TSE mantém inelegibilidade de Cláudio Castro, ex-governador do Rio

Corte rejeitou recursos contra a decisão que o condenou por abuso de poder político e econômico, condutas vedadas e captação ilícita de recursos nas Eleições 2022

O Tribunal Superior Eleitoral (TSE) rejeitou, nesta terça-feira (2), os recursos apresentados contra a decisão que confirmou a inelegibilidade do ex-governador do Rio de Janeiro Cláudio Castro (PL) por abuso de poder político e econômico, condutas vedadas e captação ilícita de recursos nas Eleições Gerais de 2022. Com isso, foi mantido o entendimento firmado pela Corte em março deste ano.

Ao analisar os recursos, os ministros concluíram que não havia omissões, contradições ou outros elementos capazes de alterar o resultado do julgamento.

Formação da maioria

Relator do caso, o ministro Ricardo Villas Bôas Cueva explicou que o principal questionamento apresentado pelo Ministério Público Eleitoral dizia respeito à formação da maioria no julgamento realizado em março.

Segundo o MP Eleitoral, a soma dos votos dos ministros indicaria maioria favorável à cassação dos diplomas da chapa eleita em 2022, mesmo diante da renúncia dos eleitos antes da conclusão do julgamento.

Ao rejeitar o argumento, Villas Bôas Cueva afirmou que apenas três ministros defenderam expressamente a cassação do diploma do então governador.

“Observe que apenas três ministros manifestaram-se de forma inequívoca e expressa pela cassação do diploma do ex-governador Cláudio Bonfim de Castro e Silva: as ministras Isabel Gallotti, relatora, a ministra Estela Aranha, bem como o ministro Floriano de Azevedo Marques”, afirmou.

Para o relator, os recursos buscavam rediscutir questões já decididas pelo Plenário, finalidade incompatível com esse tipo de recurso.

O ministro também esclareceu que havia um erro material relacionado ao enquadramento de uma das condutas vedadas reconhecidas no processo. A correção foi realizada sem alterar o resultado do julgamento.

Resultado

Ao proclamar o resultado, o presidente do TSE, ministro Kassio Nunes Marques, informou que o Tribunal:

•    por unanimidade, não conheceu dos recursos apresentados pela coligação A Vida Vai Melhorar e por Marcelo Freixo;
•    rejeitou os recursos de Rodrigo Bacellar, ex-presidente da Assembleia Legislativa do Rio de Janeiro (Alerj);
•    acolheu parcialmente o recurso de Cláudio Castro, apenas para corrigir erro material relacionado à mulota aplicada no processo; e
•    por maioria, rejeitou o recurso do Ministério Público Eleitoral.

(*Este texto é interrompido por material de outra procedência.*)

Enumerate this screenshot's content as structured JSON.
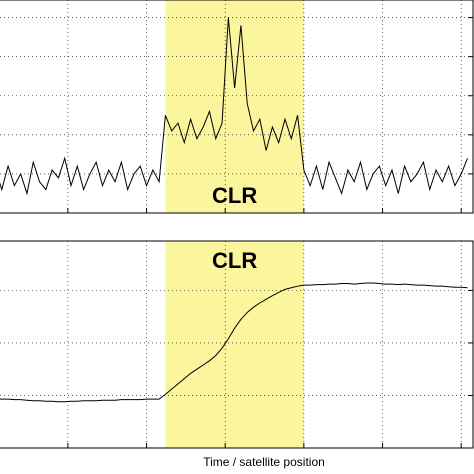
{
  "chart_data": [
    {
      "type": "line",
      "annotation": "CLR",
      "color": "#000000",
      "shade": [
        2.24,
        4.0
      ],
      "shade_color": "#fbf59e",
      "grid": true,
      "xlim": [
        0,
        6.15
      ],
      "xticks": [
        1,
        2,
        3,
        4,
        5,
        6
      ],
      "ylim": [
        0,
        5.45
      ],
      "yticks": [
        1,
        2,
        3,
        4,
        5
      ],
      "x": [
        0,
        0.08,
        0.16,
        0.24,
        0.32,
        0.4,
        0.48,
        0.56,
        0.64,
        0.72,
        0.8,
        0.88,
        0.96,
        1.04,
        1.12,
        1.2,
        1.28,
        1.36,
        1.44,
        1.52,
        1.6,
        1.68,
        1.76,
        1.84,
        1.92,
        2,
        2.08,
        2.16,
        2.24,
        2.32,
        2.4,
        2.48,
        2.56,
        2.64,
        2.72,
        2.8,
        2.88,
        2.96,
        3.04,
        3.12,
        3.2,
        3.28,
        3.36,
        3.44,
        3.52,
        3.6,
        3.68,
        3.76,
        3.84,
        3.92,
        4,
        4.08,
        4.16,
        4.24,
        4.32,
        4.4,
        4.48,
        4.56,
        4.64,
        4.72,
        4.8,
        4.88,
        4.96,
        5.04,
        5.12,
        5.2,
        5.28,
        5.36,
        5.44,
        5.52,
        5.6,
        5.68,
        5.76,
        5.84,
        5.92,
        6,
        6.08
      ],
      "values": [
        0.8,
        1.1,
        0.6,
        1.2,
        0.7,
        1.0,
        0.5,
        1.3,
        0.8,
        0.6,
        1.1,
        0.9,
        1.4,
        0.7,
        1.2,
        0.6,
        1.0,
        1.3,
        0.7,
        1.1,
        0.8,
        1.3,
        0.6,
        1.0,
        1.2,
        0.7,
        1.1,
        0.8,
        2.5,
        2.1,
        2.3,
        1.8,
        2.4,
        1.9,
        2.2,
        2.6,
        1.9,
        2.3,
        5.0,
        3.2,
        4.8,
        2.8,
        2.1,
        2.4,
        1.6,
        2.2,
        1.8,
        2.4,
        1.9,
        2.5,
        1.1,
        0.7,
        1.2,
        0.6,
        1.3,
        0.9,
        0.5,
        1.1,
        0.8,
        1.3,
        0.6,
        1.0,
        1.2,
        0.7,
        1.1,
        0.5,
        1.2,
        0.8,
        1.0,
        1.3,
        0.6,
        1.1,
        0.8,
        1.2,
        0.7,
        1.0,
        1.4
      ]
    },
    {
      "type": "line",
      "annotation": "CLR",
      "color": "#000000",
      "shade": [
        2.24,
        4.0
      ],
      "shade_color": "#fbf59e",
      "grid": true,
      "x_label": "Time / satellite position",
      "xlim": [
        0,
        6.15
      ],
      "xticks": [
        1,
        2,
        3,
        4,
        5,
        6
      ],
      "ylim": [
        0,
        3.94
      ],
      "yticks": [
        1,
        2,
        3
      ],
      "x": [
        0,
        0.08,
        0.16,
        0.24,
        0.32,
        0.4,
        0.48,
        0.56,
        0.64,
        0.72,
        0.8,
        0.88,
        0.96,
        1.04,
        1.12,
        1.2,
        1.28,
        1.36,
        1.44,
        1.52,
        1.6,
        1.68,
        1.76,
        1.84,
        1.92,
        2,
        2.08,
        2.16,
        2.24,
        2.32,
        2.4,
        2.48,
        2.56,
        2.64,
        2.72,
        2.8,
        2.88,
        2.96,
        3.04,
        3.12,
        3.2,
        3.28,
        3.36,
        3.44,
        3.52,
        3.6,
        3.68,
        3.76,
        3.84,
        3.92,
        4,
        4.08,
        4.16,
        4.24,
        4.32,
        4.4,
        4.48,
        4.56,
        4.64,
        4.72,
        4.8,
        4.88,
        4.96,
        5.04,
        5.12,
        5.2,
        5.28,
        5.36,
        5.44,
        5.52,
        5.6,
        5.68,
        5.76,
        5.84,
        5.92,
        6,
        6.08
      ],
      "values": [
        0.95,
        0.94,
        0.93,
        0.93,
        0.92,
        0.92,
        0.91,
        0.9,
        0.9,
        0.89,
        0.89,
        0.88,
        0.88,
        0.89,
        0.89,
        0.9,
        0.9,
        0.9,
        0.91,
        0.91,
        0.91,
        0.92,
        0.92,
        0.92,
        0.92,
        0.93,
        0.93,
        0.93,
        1.02,
        1.12,
        1.22,
        1.32,
        1.42,
        1.5,
        1.58,
        1.66,
        1.76,
        1.9,
        2.08,
        2.28,
        2.45,
        2.58,
        2.68,
        2.76,
        2.83,
        2.9,
        2.96,
        3.02,
        3.05,
        3.08,
        3.1,
        3.1,
        3.11,
        3.11,
        3.12,
        3.12,
        3.13,
        3.13,
        3.12,
        3.13,
        3.14,
        3.14,
        3.13,
        3.12,
        3.12,
        3.11,
        3.12,
        3.11,
        3.1,
        3.1,
        3.09,
        3.08,
        3.08,
        3.07,
        3.06,
        3.06,
        3.05
      ]
    }
  ]
}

Ficaram vencidos parcialmente o ministro Floriano de Azevedo Marques e a ministra Estela Aranha, que defendiam o acréscimo da cassação dos diplomas de Castro e de Thiago Pampolha, eleito vice-governador do Rio em 2022.

Acompanharam integralmente o voto do relator os ministros André Mendonça, Dias Toffoli (substituto), Antonio Carlos Ferreira e Kassio Nunes Marques.

Com a decisão, foram mantidas a inelegibilidade de Cláudio Castro e as demais sanções impostas pela Corte.

Entenda o caso

O processo chegou ao TSE por meio de recursos apresentados por Marcelo Freixo, pela coligação A Vida Vai Melhorar e pelo Ministério Público Eleitoral contra decisão do Tribunal Regional Eleitoral do Rio de Janeiro (TRE-RJ), que havia rejeitado ações ajuizadas contra Cláudio Castro e outros investigados.

As ações apontavam, entre outros fatos, o suposto uso da estrutura da Fundação Centro Estadual de Estatísticas, Pesquisas e Formação de Servidores Públicos do Rio de Janeiro (Ceperj) e da Universidade do Estado do Rio de Janeiro (Uerj) para beneficiar candidaturas durante as Eleições 2022.

Também figuravam entre os investigados o ex-vice-governador Thiago Pampolha (MDB), o então presidente da Ceperj Gabriel Rodrigues Lopes, o então secretário estadual e presidente da Assembleia Legislativa do Rio de Janeiro, Rodrigo Bacellar, além de outros candidatos e integrantes do governo estadual.

Decisão de março

No julgamento realizado em 25 de março de 2026, o TSE declarou a inelegibilidade de Cláudio Castro, Rodrigo Bacellar e Gabriel Rodrigues Lopes.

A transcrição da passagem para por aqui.